Не только не существует документов, в которых бы подвергалась критике анонимность доносов, она даже поощряется властью. Начиная с 1929 года И.И. Шитц[98] упоминает в своих дневниках плакаты, висевшие в коридоре одного высшего учебного заведения: они призывали студентов «сообщать, даже без подписи, факты из деятельности профессоров»{339}. Чуть позже, во время уже упоминавшейся чистки Академии наук[99], представитель ЦК уточняет:
«Мы надеемся, что к нам будет поступать целый ряд заявлений в письменном виде, касающихся работы Академии, для чего мы вывесим специальные ящики, запечатанные, которые не может никто вскрыть, кроме членов комиссии. У нас могут быть и анонимные заявления, в которых будет указан целый ряд фактов, эти факты мы будем проверять и, если они подтвердятся, мы их вынесем на обсуждение общего собрания сотрудников. Таким образом, если к нам будут поступать заявления, мы их доведем до сведения собрания, если сотрудники пожелают, мы фамилии их указывать не будем, хотя, повторяю, каждый сотрудник будет находиться под нашей защитой»{340}.
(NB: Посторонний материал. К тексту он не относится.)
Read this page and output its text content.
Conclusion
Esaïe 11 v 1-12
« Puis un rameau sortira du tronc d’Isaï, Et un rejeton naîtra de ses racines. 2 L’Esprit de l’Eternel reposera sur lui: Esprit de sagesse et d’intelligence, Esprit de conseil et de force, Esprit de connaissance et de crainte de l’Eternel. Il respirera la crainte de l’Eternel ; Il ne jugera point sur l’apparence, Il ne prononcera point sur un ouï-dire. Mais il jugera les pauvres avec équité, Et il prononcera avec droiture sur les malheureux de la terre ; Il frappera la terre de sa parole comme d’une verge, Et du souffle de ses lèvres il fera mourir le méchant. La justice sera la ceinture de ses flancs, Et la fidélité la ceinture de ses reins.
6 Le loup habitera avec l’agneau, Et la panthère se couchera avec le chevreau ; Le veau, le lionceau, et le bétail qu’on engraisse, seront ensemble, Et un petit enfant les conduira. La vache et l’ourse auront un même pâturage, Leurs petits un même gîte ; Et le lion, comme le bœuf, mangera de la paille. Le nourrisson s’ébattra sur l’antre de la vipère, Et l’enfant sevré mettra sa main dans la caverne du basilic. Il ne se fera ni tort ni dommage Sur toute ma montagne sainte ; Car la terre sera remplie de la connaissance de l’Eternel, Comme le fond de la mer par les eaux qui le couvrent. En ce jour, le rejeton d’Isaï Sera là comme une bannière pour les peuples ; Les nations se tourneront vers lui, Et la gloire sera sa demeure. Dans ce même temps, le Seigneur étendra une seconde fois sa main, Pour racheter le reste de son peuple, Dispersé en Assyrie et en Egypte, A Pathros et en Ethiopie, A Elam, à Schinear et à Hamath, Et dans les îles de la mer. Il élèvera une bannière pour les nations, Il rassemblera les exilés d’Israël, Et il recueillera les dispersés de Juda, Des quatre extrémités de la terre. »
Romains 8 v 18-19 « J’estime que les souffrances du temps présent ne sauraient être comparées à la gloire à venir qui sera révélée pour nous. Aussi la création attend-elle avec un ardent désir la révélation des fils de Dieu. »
И хотя документальных свидетельств о призывах к анонимным доносам не так уж много, мы не находим и открытого осуждения подобной практики. Терпимость в этом вопросе очевидна. Она менее очевидна по отношению к другому способу самозащиты: когда человек скрывается, не утаивая свое имя, но стараясь затеряться в массе подписей под коллективным письмом.
Может ли письмо-обращение к власти быть групповым поступком, или оно должно всегда исходить от отдельного человека? Этот вопрос никогда всерьез не ставится в публичных выступлениях власти. Нет, насколько мне известно, ни одного официального текста, где определялось бы, должен ли автор сигнала быть коллективным. Но в следующем конкретном эпизоде обращает на себя внимание весьма красноречивая особенность словоупотребления. В ходе заседания бюро Комиссии советского контроля в декабре 1936 года Н. Антипов берет слово для того, чтобы раскритиковать коллективное письмо, направленное в КСК[100]. Письмо это на самом деле — жалоба, но прежде чем отправить его, авторы «собрали» подписи. Таким образом, они направили «петицию», чего власть, по мнению Антипова, допустить не может. Слово «петиция», следовательно, используется, чтобы опорочить текст коллективного автора: для власти «пойти собирать подписи» значит «создавать общественное мнение», а на это «никто не имеет права». Это не означает, однако, что существует запрет и ведется систематическая борьба с коллективными письмами, их обычно допускают. Но власть самим выбором употребляемых слов отмечает предпочтение, отдаваемое ей индивидуальному письму.